Quoting the report by Abu Dhabi Commercial Bank (ADCB), the Emirates Business 24/7 said returns on accumulated wealth relative to the country's GDP are substantial and can be used to mitigate the effect of oil price cyclicality and support investments in infrastructure and diversification.
In addition, the risk of rising inflation has subsided and it is expected to decline as oil and commodity prices fall and the U.S. dollar appreciates. Consequently, the government has significant scope to implement expansionary fiscal policies.
According to IMF estimates, inflation is expected to drop to 10.8 percent next year from 12.9 percent this year, while the current account surplus would reach $55.3 billion against $60.9 billion in 2008. The estimate shows that the current account surplus would reach 22.6 percent in 2008 and 18.8 percent next year. While the GDP growth is likely to drop to six percent in 2009 from seven percent this year.
The bank says the government-backed projects in infrastructure, power and water will remain secure due to economic demand and political will. Planned infrastructure investments announced by the private sector will not be abandoned; however, the pace of growth may slow down.
The report notes that in the previous cycle, mostly petrodollars were mostly spent on consumption, which fuelled growth in Western economies. However, in the current cycle petrodollars were invested regionally boosting productivity. In addition, a rising population and expatriate community will support domestic demand, which will stimulate growth in non-oil GDP. The report claims Asia and emerging economies are beginning to replace Western countries as the UAE's main trading partners, providing some protection against the worst effects of the downturn.
The bank said foreign capital has been leaving the country to attend to pressing liquidity issues in home markets and U.S. dollar credit supply to local institutions has diminished. Even when it is available, it is accessible at a much higher cost.
Despite these challenges, the bank believes that the severity of crisis in the UAE is far less than in the Western countries. As IMF estimates that slowdown in the UAE's growth only represents a transition from an expected growth of seven percent in 2009 to a revised expected growth of six percent.
Assuaging fears about Dubai's debt, the ADCB report says the emirate's debt has been backed by foreign asset reserves that leaves the country's capacity unimpaired. The bank also believes the recent central bank's measures to inject liquidity in the local financial market were merely precautionary and that the underlying financial system is sound.
The report says that corporate fundamentals in the UAE remain largely intact but overlooked.
The UAE penetration rate - the ratio of bank assets to GDP - of 172.9 percent (2007) is lower than the average penetration rate enjoyed by developed countries, emphasizing the sector's substantial growth opportunities. In comparison, the euro region reported a penetration rate of 223 percent for the same period.
The report claims that the sector would greatly benefit from the country's conducive macro-economic environment to sustain future growth.
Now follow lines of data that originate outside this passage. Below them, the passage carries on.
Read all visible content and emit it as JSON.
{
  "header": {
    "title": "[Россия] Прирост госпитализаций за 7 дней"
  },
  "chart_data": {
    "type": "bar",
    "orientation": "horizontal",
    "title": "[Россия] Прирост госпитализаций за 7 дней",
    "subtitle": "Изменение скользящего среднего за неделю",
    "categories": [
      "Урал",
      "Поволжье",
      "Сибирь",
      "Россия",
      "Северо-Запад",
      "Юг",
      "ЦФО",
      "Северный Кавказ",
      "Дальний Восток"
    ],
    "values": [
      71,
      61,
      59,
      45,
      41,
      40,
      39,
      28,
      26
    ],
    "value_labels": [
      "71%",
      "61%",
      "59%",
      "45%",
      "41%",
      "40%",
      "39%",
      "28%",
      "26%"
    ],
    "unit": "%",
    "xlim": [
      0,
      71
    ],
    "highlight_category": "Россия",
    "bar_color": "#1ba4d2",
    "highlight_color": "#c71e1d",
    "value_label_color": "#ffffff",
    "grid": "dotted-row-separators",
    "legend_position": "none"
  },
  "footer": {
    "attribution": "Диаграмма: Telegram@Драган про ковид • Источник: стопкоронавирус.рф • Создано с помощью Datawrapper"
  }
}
The bank hopes that $360 billion worth of real estate, tourism, manufacturing and oil-related investment projects by Dubai and Abu Dhabi in the medium term and low interest rate due to the dollar peg would stimulate credit growth and mitigate other bear factors.
The sector achieved considerable growth between 2004 and 2007, as measured by all key banking parameters with loans up 39.7 percent, deposits 32.1 percent, and profitability 38.4 percent, due to a highly supportive macro-economic environment.
Return ratios within the sector remained strong due to a robust performance by both core banking and non-interest income. The sector maintained a return on equity (ROE) and ROA of 22 percent and two percent, respectively, during the same period.
The report says regional consolidation, international diversification of revenue base, growth of Islamic banking and adoption of emerging trends will yield value and steer the sector's growth this year.
"Consolidation will occur due to increased competition from foreign banks once trade barriers are lifted. International expansion will permit banks to diversify their current concentration away from the UAE economy. With the UAE Islamic banking sector growing more rapidly than conventional banks, we expect its market share to increase from 15 per cent to 25 per cent over the next three to five years," says ADCB report.
The bank expects the interbank rate to increase by 25bps due to the tight liquidity conditions, thereby, exerting pressure on the net interest margin (NIM).